Thursday, March 22, 2012

What Happened to TVIX?

This write-up is based on a Seeking Alpha article I read by Paulo Santos. He hit the nail right on the head with his analysis, and today’s 29% drop can be explained by his investment proposal.

First, we have to ask, what is TVIX?
TVIX is an Exchange-traded note (ETN), a debt security issued by an underwriting bank that tracks a particular benchmark/strategy. In this case, the bank is Credit Suisse and the benchmark is 2x the VIX. TVIX is meant to be a short term holding, as if you read the prospectus, you come across this statement:
“As explained in “Risk Factors” in this pricing supplement, because of the way in which the Closing Indicative Value of the ETNs and the underlying Indices are calculated, the amount payable at maturity or upon redemption or acceleration is likely to be less than the initial principal amount of the ETNs, and you are likely to lose part or all of your initial investment. In almost any potential scenario the Closing Indicative Value (as defined below) of your ETNs is likely to be close to zero after 20 years and we do not intend or expect any investor to hold the ETNs from inception to maturity.”

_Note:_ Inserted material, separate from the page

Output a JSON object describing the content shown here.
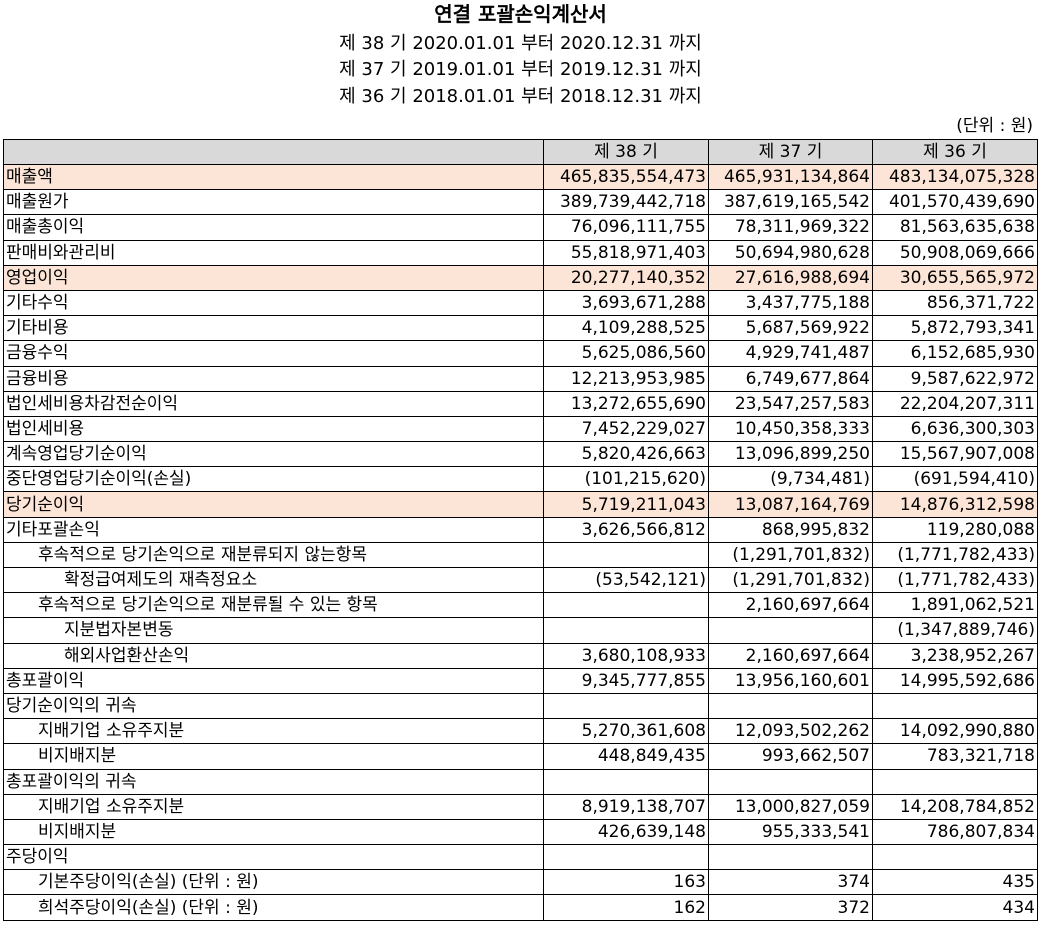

An ETN usually tracks closely to its Net Asset Value (NAV), the value of the underlying futures that the issuer holds (though the ETN doesn’t own it). The catalyst to the break in TVIX not tracking its NAV was Credit Suisse’s suspension of issuing new units of TVIX. This breaks the no-arbitrage rule, as the supply is gone. The usual supply is from the issuer (Credit Suisse), when it issues the shares at NAV and collects fees, Authorized Participants (AP’s) then make money by selling it at market prices when they’ve created it at NAV cost. They keep selling until the market price tracks closely to NAV again (re-establishing no-arbitrage).

However, when there are no shares to be sold, then the ETN trades like a closed-end fund. A closed-end fund usually trades at a huge premium to NAV due to the difficulty of finding shares to borrow. Paulo noticed/mentioned this when the premium was 18.3% greater than the underlying. Before it reverted back towards NAV levels today, the premium had gotten close to 80%.

The reversion could probably be due to people becoming aware of the mispricing, leaked information about new issuances, hedge funds wanting to take profits, etc. Lots of reasons on why it could revert, it was only a matter of time before it would.

In the future, when you are considering trading in ETFs/ETNs, be sure to read the prospectus and take a look at the underlying.